ABSTRACT

In his July 2003 Arrival Message, former United States Army Chief of Staff General Peter J. Schoomaker made explicit his view of the ethical foundations of the American profession of arms, emphasizing that the United States Army is, always has been, and ‘will remain a values based organization, where the core identity of Soldier is centred around a self-conception of the “Warrior of character” whose “non-negotiable” commitment to the values embodied in the Constitution of the United States “will not change,” no matter what the exigencies of operational deployments or the character of our enemies’ (Warrior Ethos Briefing 2003, 1).
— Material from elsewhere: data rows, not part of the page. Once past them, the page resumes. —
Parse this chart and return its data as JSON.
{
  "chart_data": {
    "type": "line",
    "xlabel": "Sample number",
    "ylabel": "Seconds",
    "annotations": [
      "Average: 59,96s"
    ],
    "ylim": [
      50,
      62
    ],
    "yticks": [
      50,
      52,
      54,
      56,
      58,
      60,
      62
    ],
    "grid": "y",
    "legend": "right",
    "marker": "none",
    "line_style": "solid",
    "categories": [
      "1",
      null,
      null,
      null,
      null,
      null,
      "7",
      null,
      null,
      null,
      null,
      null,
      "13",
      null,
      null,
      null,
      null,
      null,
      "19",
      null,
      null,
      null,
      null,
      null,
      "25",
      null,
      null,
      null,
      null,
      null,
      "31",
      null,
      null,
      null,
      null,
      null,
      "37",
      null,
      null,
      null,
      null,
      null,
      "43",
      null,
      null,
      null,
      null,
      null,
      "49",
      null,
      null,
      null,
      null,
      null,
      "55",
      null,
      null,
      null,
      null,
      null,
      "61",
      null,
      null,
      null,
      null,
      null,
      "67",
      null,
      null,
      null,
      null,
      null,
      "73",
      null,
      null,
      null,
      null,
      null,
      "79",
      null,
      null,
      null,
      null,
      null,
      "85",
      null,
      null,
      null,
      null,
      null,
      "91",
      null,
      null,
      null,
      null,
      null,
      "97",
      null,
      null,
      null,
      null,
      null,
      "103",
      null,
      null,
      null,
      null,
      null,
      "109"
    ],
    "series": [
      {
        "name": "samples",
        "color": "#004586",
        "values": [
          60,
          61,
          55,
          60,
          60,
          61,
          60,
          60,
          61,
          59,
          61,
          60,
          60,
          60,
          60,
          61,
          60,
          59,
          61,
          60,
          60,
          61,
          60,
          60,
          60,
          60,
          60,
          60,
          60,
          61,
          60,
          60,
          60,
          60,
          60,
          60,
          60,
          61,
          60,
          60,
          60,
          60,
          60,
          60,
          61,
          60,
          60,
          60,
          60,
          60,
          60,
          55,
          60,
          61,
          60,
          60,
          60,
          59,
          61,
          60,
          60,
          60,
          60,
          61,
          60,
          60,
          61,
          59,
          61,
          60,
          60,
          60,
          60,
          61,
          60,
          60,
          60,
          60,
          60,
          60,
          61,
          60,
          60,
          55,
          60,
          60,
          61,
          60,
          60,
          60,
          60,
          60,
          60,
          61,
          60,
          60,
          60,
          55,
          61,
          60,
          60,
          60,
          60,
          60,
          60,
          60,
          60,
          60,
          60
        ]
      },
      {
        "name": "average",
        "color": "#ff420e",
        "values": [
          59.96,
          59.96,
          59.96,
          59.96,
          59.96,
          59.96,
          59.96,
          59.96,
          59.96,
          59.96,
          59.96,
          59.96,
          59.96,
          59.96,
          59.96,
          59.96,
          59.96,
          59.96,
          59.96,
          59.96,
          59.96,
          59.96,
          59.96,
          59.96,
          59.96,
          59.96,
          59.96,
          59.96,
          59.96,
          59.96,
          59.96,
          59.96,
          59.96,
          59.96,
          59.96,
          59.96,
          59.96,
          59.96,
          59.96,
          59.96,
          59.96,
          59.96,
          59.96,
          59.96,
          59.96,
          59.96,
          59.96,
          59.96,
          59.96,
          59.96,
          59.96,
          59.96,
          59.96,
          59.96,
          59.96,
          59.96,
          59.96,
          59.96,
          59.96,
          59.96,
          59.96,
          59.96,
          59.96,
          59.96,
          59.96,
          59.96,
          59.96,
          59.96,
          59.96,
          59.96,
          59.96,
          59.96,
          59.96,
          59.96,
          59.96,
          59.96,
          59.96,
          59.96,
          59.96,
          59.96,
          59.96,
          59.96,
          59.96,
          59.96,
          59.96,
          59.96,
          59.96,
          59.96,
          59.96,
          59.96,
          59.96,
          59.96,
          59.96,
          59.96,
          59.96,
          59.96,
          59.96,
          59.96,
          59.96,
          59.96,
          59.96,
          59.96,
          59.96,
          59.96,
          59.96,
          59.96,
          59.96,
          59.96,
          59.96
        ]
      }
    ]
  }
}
When Schoomaker characterized the American soldier as the professional who, in some ways more than any other epitomizes the spiritual underpinnings of American national identity, he was conveying much more than motivational hyperbole: he was evidencing his own awareness of, and commitment to, a plausible – but by no means universally accepted – ideal centre of gravity in the relationship between soldiers and the states they serve. The eloquent and provocative British General Sir John Winthrop Hackett succinctly expressed this ideal in his 1970 Harmon Memorial Lecture at the United States Air Force Academy. Laying aside the obvious fact that, since military organizations are created by the state to protect the state, the effectiveness of a military organization will be judged largely on instrumental grounds (i.e., on how well they contribute to deterring war and, when deterrence fails, how well they conduct themselves in war), Hackett offered the noble idea that ‘the highest service of the military to the state may well lie in the moral sphere, [as a] well from which to draw [moral] refreshment for a body politic in need of it’ (Hackett 1970, 19).